Отец Николай Эшлиман — это одна из оригинальнейших личностей. Мы с ним встретились в 1956 году и как–то сразу очень понравились друг другу. (Он старше меня года на четыре или на пять.) Николай был аристократ в душе, человек с величественными аристократическими манерами, в нем было что–то артистичное. Он свободно играл на фортепиано, что–то лепил, рисовал — в нем было что–то от богемы. У него один предок был какой–то знаменитый шотландский деятель, другой — грузинский князь[93]… Мать его — дворянка, тоже из знатного рода. Яблочков, который изобрел электрическую лампочку, — его двоюродный дед… Его жена Ира, очень живая и симпатичная светская особа — внучка известного деятеля Витте. Их комната в доме на Дмитровке — на Пушкинской улице, напротив Колонного зала, — была чем–то вроде салона, где всегда собирались разные интересные люди — пили, говорили, как это в Москве было в те годы принято… Поразительно, кого там только нельзя было встретить.

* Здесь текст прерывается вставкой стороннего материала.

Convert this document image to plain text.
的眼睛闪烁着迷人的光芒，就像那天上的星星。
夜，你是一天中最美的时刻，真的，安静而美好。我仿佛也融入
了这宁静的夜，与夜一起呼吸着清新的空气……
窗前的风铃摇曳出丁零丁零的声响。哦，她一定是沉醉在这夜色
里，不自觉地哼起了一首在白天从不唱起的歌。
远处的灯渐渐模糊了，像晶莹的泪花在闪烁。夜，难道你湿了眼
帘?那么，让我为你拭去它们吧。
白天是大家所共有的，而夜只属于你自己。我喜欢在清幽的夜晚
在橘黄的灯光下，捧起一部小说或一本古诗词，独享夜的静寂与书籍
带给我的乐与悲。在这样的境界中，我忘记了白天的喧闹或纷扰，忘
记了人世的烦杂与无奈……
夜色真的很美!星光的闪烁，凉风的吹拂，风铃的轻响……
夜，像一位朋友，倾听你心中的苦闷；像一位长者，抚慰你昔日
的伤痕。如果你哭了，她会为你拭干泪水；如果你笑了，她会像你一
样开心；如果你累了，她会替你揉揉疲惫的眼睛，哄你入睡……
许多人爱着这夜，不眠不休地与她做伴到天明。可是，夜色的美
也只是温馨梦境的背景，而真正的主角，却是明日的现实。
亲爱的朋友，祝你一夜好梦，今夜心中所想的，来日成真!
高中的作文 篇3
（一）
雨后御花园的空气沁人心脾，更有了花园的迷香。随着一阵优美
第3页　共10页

Он прошел сложный путь богоисканий, занимался мистикой, оккультизмом, пел в храме — у него был прекрасный бас. У Эшлимана были разнообразные знания, все достаточно поверхностные; он был очень обаятельным, исключительно обаятельным человеком, разносторонним и привлекающим всех: все говорили «Николай Николаевич» с придыханием. Когда я еще служил в Акулове, один молодой ученый мне говорил: «Вы знаете Николая Эшлимана?» — и звучало это примерно так, как если бы он спрашивал: «Вы знаете Александра Пушкина?» Я, правда, тогда его не знал. Я познакомился с Эшлиманом как раз у Володи Рожкова, который тогда был студентом семинарии. Воцерковление Николая произошло сравнительно недавно. Я сразу почувствовал в нем интеллигентного, умного человека. Но, как всякий человек барственного склада, он никогда ничего не доводил до конца. Он не закончил своего художественного образования, он немножко играл на фортепиано — играл хорошо, захватывающе, немножко писал… У него были всякие проекты: что–то эдакое перестроить, что–то эдакое создать… (Вообще, он числился художником, расписывал храмы.) Немножко пел. Все у него было понемножку, но все у него получалось очаровательно. Много читал и быстро схватывал: пролистает «Науку и жизнь» и уже рассказывает так, как будто он специалист. Это человек, от которого все были без ума. И мы тогда с ним очень подружились.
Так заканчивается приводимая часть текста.